Bathrooms often become a focal point because, when children are young, the transition is often more "social," a change in clothing and hairstyle.
As some kids move into puberty, they might use hormone blockers and, eventually, start hormone therapy to help their bodies transform from male to female, or vice versa. But any kind of surgery, experts say, is still relatively rare, even in adolescence.
The parents of Coy Mathis, are suing their school district in Fountain, Colo., because a separate bathroom was not a workable solution. Kathryn Mathis, Coy's mother, says it's about more than that.
"If it were just a toilet, then just having the gender-neutral option would be fine. But it's really about being accepted," Mathis says.
Mathis says she's heard from several parents who've made the decision for their transgender children to go "stealth." In other words, they make the transition from boy to girl or girl to boy and then move, so no one knows.
"That's how they're doing it ... because there aren't laws to protect them," Mathis says.
But Scott Morrison, a transgender student at Grant High School in Oregon, says having support at home and at school, as he did, makes a big difference.
Morrison, a graduating senior, moved to Oregon from Virginia three years ago.

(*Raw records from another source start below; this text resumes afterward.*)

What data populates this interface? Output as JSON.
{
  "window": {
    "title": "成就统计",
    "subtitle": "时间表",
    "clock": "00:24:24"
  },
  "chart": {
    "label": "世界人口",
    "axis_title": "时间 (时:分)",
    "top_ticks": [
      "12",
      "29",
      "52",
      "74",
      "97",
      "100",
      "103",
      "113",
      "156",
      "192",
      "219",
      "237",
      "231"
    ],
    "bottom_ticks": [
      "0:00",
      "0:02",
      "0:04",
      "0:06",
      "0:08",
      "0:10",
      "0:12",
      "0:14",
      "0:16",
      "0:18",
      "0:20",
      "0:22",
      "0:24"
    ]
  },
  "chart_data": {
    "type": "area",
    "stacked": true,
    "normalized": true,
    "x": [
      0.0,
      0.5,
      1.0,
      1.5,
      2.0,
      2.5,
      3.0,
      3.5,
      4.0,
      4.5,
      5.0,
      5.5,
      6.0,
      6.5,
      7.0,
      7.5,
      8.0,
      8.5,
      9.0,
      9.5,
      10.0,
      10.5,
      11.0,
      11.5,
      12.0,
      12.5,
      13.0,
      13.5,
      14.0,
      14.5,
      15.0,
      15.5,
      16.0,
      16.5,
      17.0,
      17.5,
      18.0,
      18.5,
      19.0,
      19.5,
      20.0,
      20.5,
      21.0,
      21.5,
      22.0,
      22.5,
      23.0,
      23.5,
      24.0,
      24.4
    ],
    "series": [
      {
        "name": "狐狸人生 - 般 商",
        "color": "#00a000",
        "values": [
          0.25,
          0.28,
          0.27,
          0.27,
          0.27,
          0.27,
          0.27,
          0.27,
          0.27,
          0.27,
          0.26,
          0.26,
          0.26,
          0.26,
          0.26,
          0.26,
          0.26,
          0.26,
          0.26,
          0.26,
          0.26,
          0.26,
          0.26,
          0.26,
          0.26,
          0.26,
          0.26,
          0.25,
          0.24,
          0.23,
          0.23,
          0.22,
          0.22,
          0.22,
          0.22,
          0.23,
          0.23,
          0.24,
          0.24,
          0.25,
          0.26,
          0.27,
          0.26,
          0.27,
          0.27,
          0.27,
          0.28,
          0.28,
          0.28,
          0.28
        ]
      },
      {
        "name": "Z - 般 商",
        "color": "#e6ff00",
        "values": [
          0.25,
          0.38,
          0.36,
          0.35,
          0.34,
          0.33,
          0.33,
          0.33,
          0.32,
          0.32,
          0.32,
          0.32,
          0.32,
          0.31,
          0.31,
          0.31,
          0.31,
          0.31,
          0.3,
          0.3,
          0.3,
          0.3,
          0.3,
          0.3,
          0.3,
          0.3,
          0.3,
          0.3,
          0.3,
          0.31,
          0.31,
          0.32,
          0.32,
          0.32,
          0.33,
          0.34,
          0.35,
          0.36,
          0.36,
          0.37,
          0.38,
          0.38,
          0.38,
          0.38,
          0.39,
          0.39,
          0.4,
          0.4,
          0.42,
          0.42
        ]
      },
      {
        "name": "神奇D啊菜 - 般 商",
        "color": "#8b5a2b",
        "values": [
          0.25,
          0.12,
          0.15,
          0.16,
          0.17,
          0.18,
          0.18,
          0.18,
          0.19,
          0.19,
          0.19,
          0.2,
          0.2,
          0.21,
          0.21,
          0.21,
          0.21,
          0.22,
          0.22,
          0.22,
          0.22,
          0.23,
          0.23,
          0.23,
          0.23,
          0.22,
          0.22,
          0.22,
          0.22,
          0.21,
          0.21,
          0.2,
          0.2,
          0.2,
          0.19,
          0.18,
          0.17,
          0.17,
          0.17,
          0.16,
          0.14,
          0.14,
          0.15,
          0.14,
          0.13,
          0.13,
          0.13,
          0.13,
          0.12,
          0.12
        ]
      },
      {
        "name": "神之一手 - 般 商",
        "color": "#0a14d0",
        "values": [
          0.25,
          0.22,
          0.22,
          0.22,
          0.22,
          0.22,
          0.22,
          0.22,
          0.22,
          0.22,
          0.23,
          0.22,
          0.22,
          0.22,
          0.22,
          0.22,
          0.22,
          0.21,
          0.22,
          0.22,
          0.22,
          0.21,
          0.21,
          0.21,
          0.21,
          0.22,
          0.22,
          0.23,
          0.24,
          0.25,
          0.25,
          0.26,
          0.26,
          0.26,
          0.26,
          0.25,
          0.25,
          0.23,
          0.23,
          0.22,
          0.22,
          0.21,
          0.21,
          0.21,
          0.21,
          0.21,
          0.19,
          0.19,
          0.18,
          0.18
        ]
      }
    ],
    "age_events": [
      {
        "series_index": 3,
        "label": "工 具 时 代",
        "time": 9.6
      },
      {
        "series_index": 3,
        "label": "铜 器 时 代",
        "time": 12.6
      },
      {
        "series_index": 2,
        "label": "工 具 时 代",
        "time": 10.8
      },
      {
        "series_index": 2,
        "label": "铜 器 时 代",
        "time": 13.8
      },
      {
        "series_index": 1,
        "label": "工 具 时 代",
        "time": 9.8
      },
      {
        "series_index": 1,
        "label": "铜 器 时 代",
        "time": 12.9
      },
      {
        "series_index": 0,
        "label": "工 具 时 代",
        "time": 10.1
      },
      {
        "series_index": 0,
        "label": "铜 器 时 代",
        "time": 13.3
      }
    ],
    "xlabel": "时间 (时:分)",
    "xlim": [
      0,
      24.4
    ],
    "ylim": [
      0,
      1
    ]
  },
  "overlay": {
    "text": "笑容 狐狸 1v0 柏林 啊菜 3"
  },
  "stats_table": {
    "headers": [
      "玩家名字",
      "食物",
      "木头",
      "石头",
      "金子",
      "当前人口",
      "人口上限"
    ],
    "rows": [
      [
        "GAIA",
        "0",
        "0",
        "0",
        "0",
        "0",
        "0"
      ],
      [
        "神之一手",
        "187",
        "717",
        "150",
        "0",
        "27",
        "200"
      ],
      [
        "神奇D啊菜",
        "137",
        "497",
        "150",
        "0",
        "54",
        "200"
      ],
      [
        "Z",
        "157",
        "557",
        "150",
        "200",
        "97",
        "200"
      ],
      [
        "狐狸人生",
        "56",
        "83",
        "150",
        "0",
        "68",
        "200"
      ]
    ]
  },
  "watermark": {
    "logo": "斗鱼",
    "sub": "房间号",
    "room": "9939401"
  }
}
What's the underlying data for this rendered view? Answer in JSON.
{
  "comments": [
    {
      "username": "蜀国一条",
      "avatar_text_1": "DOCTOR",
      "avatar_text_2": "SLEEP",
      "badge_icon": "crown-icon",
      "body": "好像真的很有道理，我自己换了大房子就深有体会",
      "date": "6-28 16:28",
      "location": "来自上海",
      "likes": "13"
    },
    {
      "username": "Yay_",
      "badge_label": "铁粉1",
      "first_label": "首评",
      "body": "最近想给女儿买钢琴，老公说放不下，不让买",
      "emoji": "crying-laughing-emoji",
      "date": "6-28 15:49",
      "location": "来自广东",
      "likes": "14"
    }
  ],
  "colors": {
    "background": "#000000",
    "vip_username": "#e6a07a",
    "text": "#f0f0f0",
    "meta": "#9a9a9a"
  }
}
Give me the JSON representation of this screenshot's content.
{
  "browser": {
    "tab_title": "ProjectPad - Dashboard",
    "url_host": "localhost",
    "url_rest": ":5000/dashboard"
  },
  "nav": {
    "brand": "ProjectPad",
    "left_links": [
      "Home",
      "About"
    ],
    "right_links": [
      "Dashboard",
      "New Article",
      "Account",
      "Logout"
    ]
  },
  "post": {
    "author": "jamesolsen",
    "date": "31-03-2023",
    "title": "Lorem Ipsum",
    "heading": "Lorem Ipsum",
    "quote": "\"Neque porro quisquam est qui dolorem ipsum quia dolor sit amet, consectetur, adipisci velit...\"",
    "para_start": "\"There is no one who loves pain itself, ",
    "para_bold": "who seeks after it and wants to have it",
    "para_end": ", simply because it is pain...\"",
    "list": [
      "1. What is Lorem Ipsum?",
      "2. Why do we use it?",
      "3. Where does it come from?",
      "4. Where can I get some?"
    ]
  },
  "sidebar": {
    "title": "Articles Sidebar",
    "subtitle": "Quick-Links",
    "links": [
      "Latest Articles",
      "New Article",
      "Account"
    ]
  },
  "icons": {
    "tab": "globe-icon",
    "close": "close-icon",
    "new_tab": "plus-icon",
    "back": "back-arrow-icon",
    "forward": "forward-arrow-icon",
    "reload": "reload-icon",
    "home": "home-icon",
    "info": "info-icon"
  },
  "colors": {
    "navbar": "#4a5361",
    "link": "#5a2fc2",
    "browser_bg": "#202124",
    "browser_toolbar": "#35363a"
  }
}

"Gender identity is probably the most important part of me," Morrison says. "It's the most important discovery I've made about myself."
He transitioned from female to male a year later and says support from his mom, his friends and his new school and help from a counselor likely prevented him from committing suicide.
According to a 2010 National Transgender Discrimination Survey, 41 percent of transgender people surveyed said they had attempted suicide. That figure rose to 51 percent for those who said they'd also been bullied, harassed, assaulted or expelled because they were transgender or gender nonconforming at school. The survey was a joint project of the National Center for Transgender Equality and the National Gay and Lesbian Task Force.
With more support and an ability to live more openly, however, some wonder if it will be better for transgender and gender variant kids.
"I'll be really curious to see what this next generation looks like," says Masen Davis, the executive director of the Transgender Law Center, a civil rights and advocacy organization based in San Francisco. "I'm hopeful."